Each of these errors traces back to the same root cause: building around model capabilities while missing the customer's buying logic. The strongest vertical AI founders start with the customer's workflow and work backward to the model architecture, and that sequence determines whether a company becomes a category leader or a feature absorbed by the next platform update.
Why Workflow Knowledge Decides Who Wins
The vertical AI companies that endure tend to start from the customer's daily reality rather than the model's capabilities. We've watched companies in vertical AI reach scale fastest when their teams knew the workflow before they knew the model, and that head start shows up in faster sales cycles, stickier products and clearer answers when investors ask what protects the position. Founders who carry that kind of domain fluency rarely have to convince a buyer the tool was built for them.
If you're an early stage founder looking for early stage partnership, reach out to us to see if we'd be a good fit.
Frequently Asked Questions About Vertical AI
What makes vertical AI different from vertical SaaS?
Vertical SaaS brought cloud software tailored to specific industries. The AI generation takes the same industry-specific approach and adds capabilities that previous software waves couldn't deliver, particularly in language-heavy, multi-modal workflows. These products feel less like software and more like added operating capacity for the people using them.
How do vertical AI companies defend against big tech expansion?
The strongest vertical AI companies own three things big tech struggles to replicate quickly: proprietary industry data that can't be scraped from the open web, deep workflow integration that outlasts any single underlying model and regulatory expertise that takes years of institutional relationship-building to develop. Founders who combine all three create a position that remains strong even as foundation models improve. Big tech can ship a general feature overnight.
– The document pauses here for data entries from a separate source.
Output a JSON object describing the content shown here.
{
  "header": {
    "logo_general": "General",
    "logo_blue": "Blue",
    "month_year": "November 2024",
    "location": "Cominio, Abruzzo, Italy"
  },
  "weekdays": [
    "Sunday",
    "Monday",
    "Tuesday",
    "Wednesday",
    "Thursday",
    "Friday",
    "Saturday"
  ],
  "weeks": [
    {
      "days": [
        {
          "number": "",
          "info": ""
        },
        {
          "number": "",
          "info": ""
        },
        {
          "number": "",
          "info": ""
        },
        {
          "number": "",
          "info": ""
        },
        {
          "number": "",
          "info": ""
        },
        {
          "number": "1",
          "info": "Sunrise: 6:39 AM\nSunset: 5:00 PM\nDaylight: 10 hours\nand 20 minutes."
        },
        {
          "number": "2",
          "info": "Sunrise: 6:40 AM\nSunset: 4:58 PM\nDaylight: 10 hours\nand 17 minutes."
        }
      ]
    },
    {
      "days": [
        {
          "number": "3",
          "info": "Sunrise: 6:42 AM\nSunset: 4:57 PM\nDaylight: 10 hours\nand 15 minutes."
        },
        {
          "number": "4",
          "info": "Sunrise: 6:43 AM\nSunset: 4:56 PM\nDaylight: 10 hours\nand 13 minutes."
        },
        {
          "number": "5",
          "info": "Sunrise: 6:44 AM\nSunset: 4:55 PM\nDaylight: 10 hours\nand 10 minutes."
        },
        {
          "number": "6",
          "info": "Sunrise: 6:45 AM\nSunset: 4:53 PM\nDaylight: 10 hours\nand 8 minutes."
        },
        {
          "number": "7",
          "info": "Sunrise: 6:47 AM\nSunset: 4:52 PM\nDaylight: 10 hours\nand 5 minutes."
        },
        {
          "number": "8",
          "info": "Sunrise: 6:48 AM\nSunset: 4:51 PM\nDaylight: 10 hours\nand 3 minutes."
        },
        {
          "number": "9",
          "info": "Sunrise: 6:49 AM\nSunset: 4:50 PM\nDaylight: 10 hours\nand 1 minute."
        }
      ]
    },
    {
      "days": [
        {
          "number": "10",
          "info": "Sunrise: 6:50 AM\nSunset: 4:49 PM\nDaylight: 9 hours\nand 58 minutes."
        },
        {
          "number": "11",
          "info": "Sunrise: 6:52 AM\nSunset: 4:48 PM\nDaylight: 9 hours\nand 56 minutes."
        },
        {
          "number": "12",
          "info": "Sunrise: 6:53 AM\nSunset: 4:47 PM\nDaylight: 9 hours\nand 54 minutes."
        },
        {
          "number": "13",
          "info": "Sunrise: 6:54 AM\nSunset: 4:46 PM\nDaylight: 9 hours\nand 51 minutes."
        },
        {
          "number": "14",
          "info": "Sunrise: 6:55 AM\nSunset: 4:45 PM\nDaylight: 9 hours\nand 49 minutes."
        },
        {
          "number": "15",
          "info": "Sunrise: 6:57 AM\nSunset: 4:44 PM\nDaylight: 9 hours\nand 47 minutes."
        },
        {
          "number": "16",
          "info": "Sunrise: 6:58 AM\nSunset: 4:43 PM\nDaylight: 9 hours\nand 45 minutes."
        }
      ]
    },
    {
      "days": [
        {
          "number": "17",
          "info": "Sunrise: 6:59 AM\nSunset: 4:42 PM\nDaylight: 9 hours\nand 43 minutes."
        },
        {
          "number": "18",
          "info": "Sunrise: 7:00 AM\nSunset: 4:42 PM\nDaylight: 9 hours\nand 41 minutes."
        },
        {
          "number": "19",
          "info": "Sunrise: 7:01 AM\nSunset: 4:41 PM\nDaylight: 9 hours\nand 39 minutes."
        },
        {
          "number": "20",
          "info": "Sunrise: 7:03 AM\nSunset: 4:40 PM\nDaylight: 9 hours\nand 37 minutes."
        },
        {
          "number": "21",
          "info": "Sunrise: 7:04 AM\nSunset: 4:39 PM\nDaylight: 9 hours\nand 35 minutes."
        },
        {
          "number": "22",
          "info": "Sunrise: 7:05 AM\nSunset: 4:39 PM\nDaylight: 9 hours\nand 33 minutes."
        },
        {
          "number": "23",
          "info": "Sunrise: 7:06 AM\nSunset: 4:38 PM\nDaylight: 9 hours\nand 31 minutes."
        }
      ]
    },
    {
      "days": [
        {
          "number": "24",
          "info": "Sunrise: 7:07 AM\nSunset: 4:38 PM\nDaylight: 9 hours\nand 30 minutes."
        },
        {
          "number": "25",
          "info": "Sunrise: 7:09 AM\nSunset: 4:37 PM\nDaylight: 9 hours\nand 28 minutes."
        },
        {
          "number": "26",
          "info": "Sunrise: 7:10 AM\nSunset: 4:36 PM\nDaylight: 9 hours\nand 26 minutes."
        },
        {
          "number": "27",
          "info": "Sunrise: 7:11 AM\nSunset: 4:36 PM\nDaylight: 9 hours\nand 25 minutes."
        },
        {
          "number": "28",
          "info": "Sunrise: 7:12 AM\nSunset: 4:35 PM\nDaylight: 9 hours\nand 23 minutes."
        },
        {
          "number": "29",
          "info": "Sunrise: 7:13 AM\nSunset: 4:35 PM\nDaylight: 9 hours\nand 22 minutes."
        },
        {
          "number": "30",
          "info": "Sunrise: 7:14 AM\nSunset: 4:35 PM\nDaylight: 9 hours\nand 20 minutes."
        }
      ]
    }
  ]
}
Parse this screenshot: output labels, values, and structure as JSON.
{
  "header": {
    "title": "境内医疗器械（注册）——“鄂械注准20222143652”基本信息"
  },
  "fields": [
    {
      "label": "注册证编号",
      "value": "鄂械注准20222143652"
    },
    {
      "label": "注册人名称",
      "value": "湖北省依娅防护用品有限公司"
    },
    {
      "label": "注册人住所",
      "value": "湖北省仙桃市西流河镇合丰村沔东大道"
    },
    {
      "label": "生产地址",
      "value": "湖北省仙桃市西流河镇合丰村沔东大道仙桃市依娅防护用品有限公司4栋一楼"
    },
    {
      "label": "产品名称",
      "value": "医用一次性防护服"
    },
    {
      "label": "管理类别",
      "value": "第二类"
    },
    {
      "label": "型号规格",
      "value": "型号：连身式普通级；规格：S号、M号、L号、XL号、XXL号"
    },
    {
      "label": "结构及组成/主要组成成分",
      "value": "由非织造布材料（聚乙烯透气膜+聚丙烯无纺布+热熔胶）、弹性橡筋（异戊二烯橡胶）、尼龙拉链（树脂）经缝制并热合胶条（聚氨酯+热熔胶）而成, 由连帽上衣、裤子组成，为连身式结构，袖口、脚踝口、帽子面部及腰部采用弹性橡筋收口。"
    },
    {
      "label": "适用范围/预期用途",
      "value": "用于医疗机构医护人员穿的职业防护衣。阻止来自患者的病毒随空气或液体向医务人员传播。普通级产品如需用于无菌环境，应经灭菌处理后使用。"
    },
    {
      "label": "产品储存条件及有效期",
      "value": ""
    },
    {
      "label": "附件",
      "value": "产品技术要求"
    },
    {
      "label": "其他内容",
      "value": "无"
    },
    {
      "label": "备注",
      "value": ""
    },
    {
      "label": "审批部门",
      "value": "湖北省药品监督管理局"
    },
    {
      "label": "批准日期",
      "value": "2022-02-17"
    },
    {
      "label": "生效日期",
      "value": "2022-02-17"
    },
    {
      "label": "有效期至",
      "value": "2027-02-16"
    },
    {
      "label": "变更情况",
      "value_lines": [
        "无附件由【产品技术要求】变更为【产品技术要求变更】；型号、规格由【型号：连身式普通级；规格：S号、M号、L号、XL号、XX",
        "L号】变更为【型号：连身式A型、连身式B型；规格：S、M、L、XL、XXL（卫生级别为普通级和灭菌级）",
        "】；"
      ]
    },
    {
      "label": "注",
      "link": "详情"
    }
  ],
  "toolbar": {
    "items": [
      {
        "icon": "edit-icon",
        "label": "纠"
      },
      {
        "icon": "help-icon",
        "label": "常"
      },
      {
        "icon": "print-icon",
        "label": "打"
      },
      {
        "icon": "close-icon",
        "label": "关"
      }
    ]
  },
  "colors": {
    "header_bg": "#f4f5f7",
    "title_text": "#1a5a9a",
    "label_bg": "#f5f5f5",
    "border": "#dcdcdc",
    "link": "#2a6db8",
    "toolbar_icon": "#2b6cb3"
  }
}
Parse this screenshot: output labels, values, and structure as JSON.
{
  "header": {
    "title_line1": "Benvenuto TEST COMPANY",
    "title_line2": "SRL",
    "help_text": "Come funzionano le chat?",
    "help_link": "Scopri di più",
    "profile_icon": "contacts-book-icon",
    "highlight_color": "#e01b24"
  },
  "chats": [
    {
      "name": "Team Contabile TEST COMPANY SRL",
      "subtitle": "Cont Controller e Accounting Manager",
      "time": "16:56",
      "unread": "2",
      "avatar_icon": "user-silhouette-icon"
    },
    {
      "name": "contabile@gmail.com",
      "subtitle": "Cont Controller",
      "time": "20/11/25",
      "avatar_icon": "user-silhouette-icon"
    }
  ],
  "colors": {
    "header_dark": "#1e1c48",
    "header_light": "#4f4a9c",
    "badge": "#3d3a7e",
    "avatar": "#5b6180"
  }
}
Replicating years of domain-specific workflow data and institutional relationships takes much longer.
What traction do investors expect from vertical AI startups at Series A?
The traction bar for vertical AI companies raising a Series A continues to rise, with investors looking for clear revenue traction and a demonstrated ability to accelerate from there. Founders also need to articulate what protects their position, whether in proprietary data, workflow embedding or deep product integration, rather than leading with model architecture alone. Investors increasingly discount model differentiation on its own and look for evidence that the product has become embedded in customer workflows.
Do vertical AI startups need to build their own models?
Using AI models as a service lets you move quickly with a small team and swap model providers as the market changes. Some founders argue that training from scratch protects their position through proprietary product data, but that approach requires significantly higher capital and a less nimble product team. Your choice depends on whether your advantage comes from the model itself or from the data, workflow and domain expertise wrapped around it.